Du côté d’Eole Performance, on s’active donc, en suivant un principe simple : « rendre ce voilier de 30 ans facile à naviguer, et faire en sorte qu’il dure 30 ans de plus ». Mais l’expertise de l’ensemble de la structure est implacable : « le pont était complètement HS. Dès qu’on marchait dessus, il s’enfonçait de partout. Sans sauver le pont, on ne pourrait pas sauver le bateau ». Exit donc la première peau, en balsa. Dessous, les mousses sont refaites et des renforts pour le futur accastillage sont posés. Puis une « nouvelle peau en carbone est installée ». Une concession à la modernité qui consolide et allège la structure. La remise en état se poursuit, et le chantier avance. Alexandre Treillard vient aussi travailler sur le bateau, et y passe tous ses week-ends. Un gain de temps précieux.

Miracle

Car ce « refit » est une course contre la montre, tant les dégâts sont nombreux. « C’est un miracle que le bateau soit arrivé jusque-là entier. Le pied de mât était littéralement pourri, un coup de marteau a suffi à le faire tomber… Le mât aurait pu transpercer le bateau. » Dans la coque, même scénario : « là aussi, tout était pourri. Un énorme défi, il a fallu tout refaire à base de composite pur. » Partout, l’équipe ponce, peint, fixe, applique de la résine. Le gréement est changé, la quille refaite entièrement à neuf.
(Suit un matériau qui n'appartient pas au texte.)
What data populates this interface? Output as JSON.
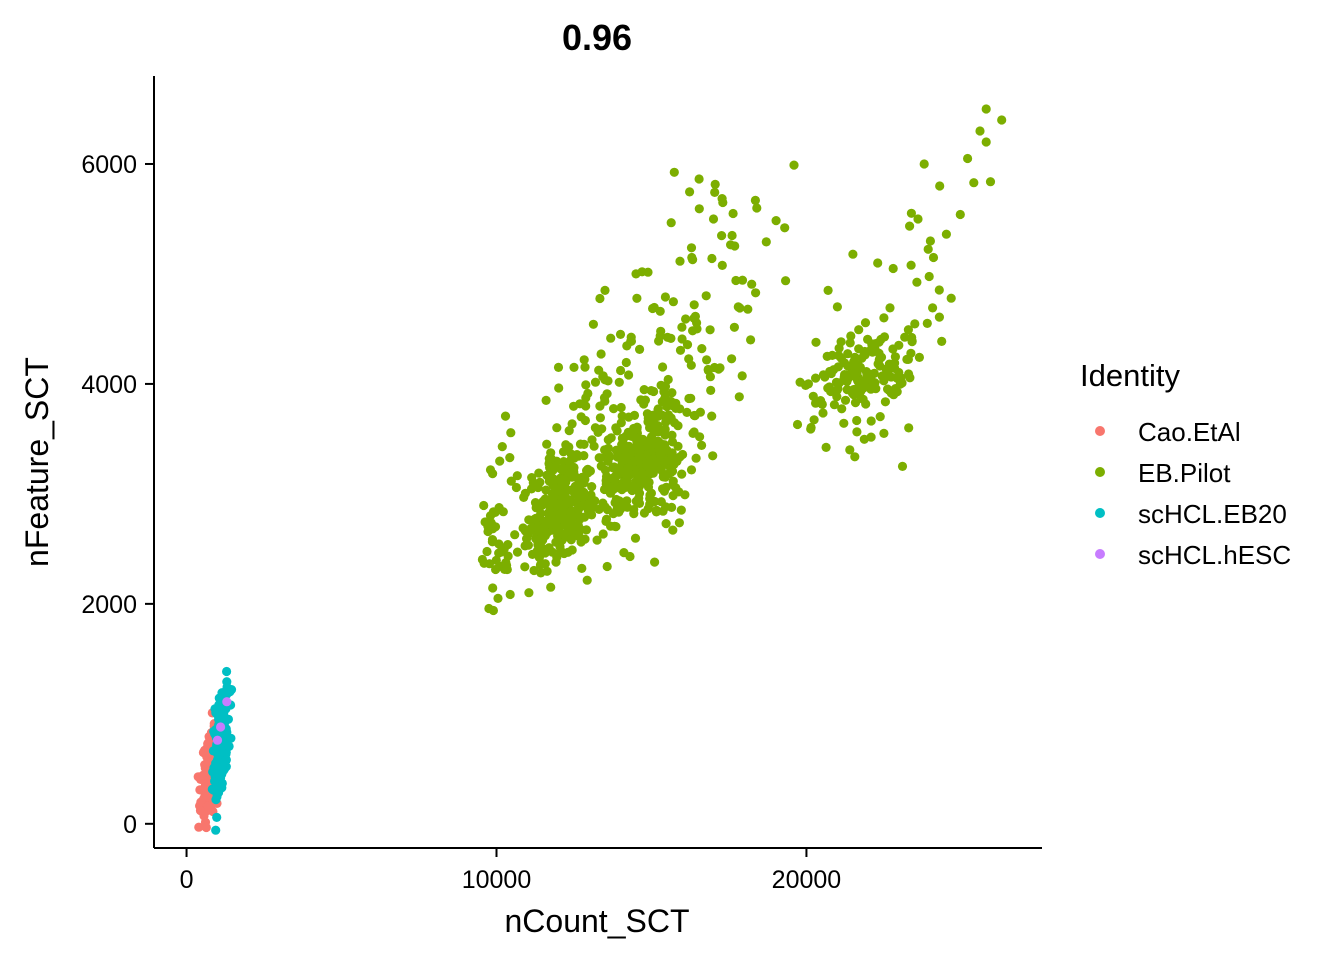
{
  "chart_data": {
    "type": "scatter",
    "title": "0.96",
    "xlabel": "nCount_SCT",
    "ylabel": "nFeature_SCT",
    "xlim": [
      -1050,
      27600
    ],
    "ylim": [
      -220,
      6800
    ],
    "x_ticks": [
      0,
      10000,
      20000
    ],
    "y_ticks": [
      0,
      2000,
      4000,
      6000
    ],
    "x_tick_labels": [
      "0",
      "10000",
      "20000"
    ],
    "y_tick_labels": [
      "0",
      "2000",
      "4000",
      "6000"
    ],
    "grid": false,
    "legend": {
      "title": "Identity",
      "position": "right"
    },
    "series": [
      {
        "name": "Cao.EtAl",
        "color": "#F8766D",
        "clusters": [
          {
            "cx": 800,
            "cy": 500,
            "sx": 150,
            "sy": 180,
            "n": 240,
            "slope": 0.55,
            "seed": 11
          }
        ],
        "points": [
          [
            450,
            120
          ],
          [
            600,
            110
          ],
          [
            980,
            870
          ],
          [
            1050,
            820
          ],
          [
            700,
            160
          ]
        ]
      },
      {
        "name": "EB.Pilot",
        "color": "#7CAE00",
        "clusters": [
          {
            "cx": 12000,
            "cy": 2850,
            "sx": 650,
            "sy": 260,
            "n": 260,
            "slope": 0.18,
            "seed": 21
          },
          {
            "cx": 14700,
            "cy": 3250,
            "sx": 750,
            "sy": 260,
            "n": 300,
            "slope": 0.16,
            "seed": 22
          },
          {
            "cx": 15800,
            "cy": 4250,
            "sx": 1400,
            "sy": 550,
            "n": 110,
            "slope": 0.28,
            "seed": 23
          },
          {
            "cx": 21600,
            "cy": 4050,
            "sx": 900,
            "sy": 240,
            "n": 160,
            "slope": 0.05,
            "seed": 24
          },
          {
            "cx": 10000,
            "cy": 2700,
            "sx": 250,
            "sy": 300,
            "n": 35,
            "slope": 0.6,
            "seed": 25
          },
          {
            "cx": 13000,
            "cy": 3700,
            "sx": 800,
            "sy": 500,
            "n": 60,
            "slope": 0.3,
            "seed": 26
          },
          {
            "cx": 23500,
            "cy": 4900,
            "sx": 900,
            "sy": 450,
            "n": 18,
            "slope": 0.3,
            "seed": 27
          }
        ],
        "points": [
          [
            9900,
            1940
          ],
          [
            10050,
            2050
          ],
          [
            11600,
            3850
          ],
          [
            12500,
            4150
          ],
          [
            13500,
            4850
          ],
          [
            14500,
            5000
          ],
          [
            15100,
            2380
          ],
          [
            16300,
            5150
          ],
          [
            17000,
            5500
          ],
          [
            17300,
            5650
          ],
          [
            17600,
            5350
          ],
          [
            18400,
            5600
          ],
          [
            19300,
            5420
          ],
          [
            19600,
            5990
          ],
          [
            20700,
            4850
          ],
          [
            21500,
            5180
          ],
          [
            23100,
            3250
          ],
          [
            23600,
            5500
          ],
          [
            23800,
            6000
          ],
          [
            24300,
            5800
          ],
          [
            24000,
            5300
          ],
          [
            25200,
            6050
          ],
          [
            25400,
            5830
          ],
          [
            25600,
            6300
          ],
          [
            25800,
            6500
          ],
          [
            25800,
            6200
          ],
          [
            26300,
            6400
          ],
          [
            22300,
            5100
          ],
          [
            22800,
            5050
          ],
          [
            24100,
            5150
          ],
          [
            18200,
            4400
          ],
          [
            17800,
            4700
          ],
          [
            14000,
            4450
          ],
          [
            12000,
            4150
          ],
          [
            21000,
            4700
          ],
          [
            22500,
            4600
          ],
          [
            23900,
            4550
          ],
          [
            21400,
            3400
          ],
          [
            22500,
            3550
          ],
          [
            23300,
            3600
          ]
        ]
      },
      {
        "name": "scHCL.EB20",
        "color": "#00BFC4",
        "clusters": [
          {
            "cx": 1100,
            "cy": 700,
            "sx": 120,
            "sy": 220,
            "n": 200,
            "slope": 0.75,
            "seed": 31
          }
        ],
        "points": [
          [
            950,
            220
          ],
          [
            1400,
            1200
          ],
          [
            1450,
            1220
          ],
          [
            1420,
            1080
          ],
          [
            1350,
            950
          ]
        ]
      },
      {
        "name": "scHCL.hESC",
        "color": "#C77CFF",
        "clusters": [],
        "points": [
          [
            1300,
            1110
          ],
          [
            1100,
            880
          ],
          [
            1000,
            760
          ]
        ]
      }
    ]
  }
}
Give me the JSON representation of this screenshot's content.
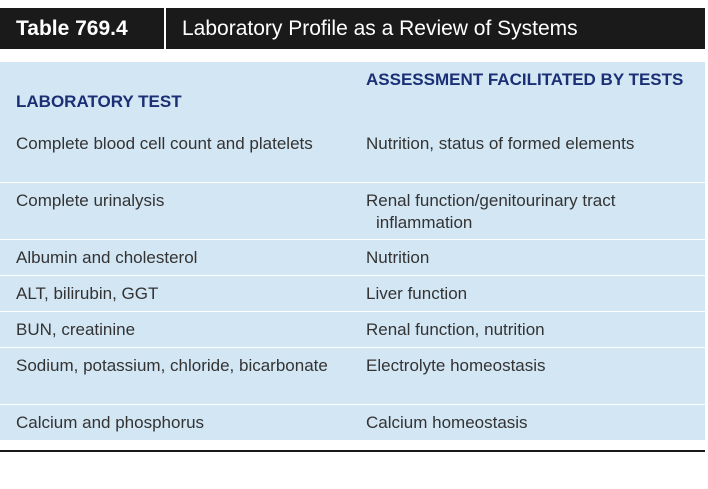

Pour autant, l’aspect général du voilier n’est pas dénaturé.

Le 30 mai, le pari est réussi. L’étrave de l’Imoca sort lentement du chantier d’Eole Performance, et laisse apparaître son flocage définitif, aux couleurs du Département de la Vendée, de la Ville des Sables d’Olonne et du Vendée Globe. Il s’appelle T One One. Le « T » est un hommage à Titouan Lamazou, mais aussi à Eric Tabarly, qui avait donné le départ du premier Vendée Globe. « One One », en référence à sa première position lors de cette première édition, et à son numéro d’alors, le 11. La mise à l’eau se déroule sans encombre, la renaissance est accomplie.

Un bateau pour tous

Par l’action et la persévérance d’Alexandre Treillard, mais aussi grâce au Département de la Vendée, au Vendée Globe et la Ville des Sables d’Olonne dont il est une magnifique vitrine, T One One est désormais à la disposition de tous. Navire d’exhibition, il est aujourd’hui un vecteur de promotion de la culture maritime, de découverte de la voile et de la course au large à destination de tous les publics, à même aussi de participer à des projets éducatifs avec les plus jeunes. Et, via l’office de tourisme des Sables d’Olonne, s’offrir une sortie en mer sur un Imoca de légende est désormais accessible à tous.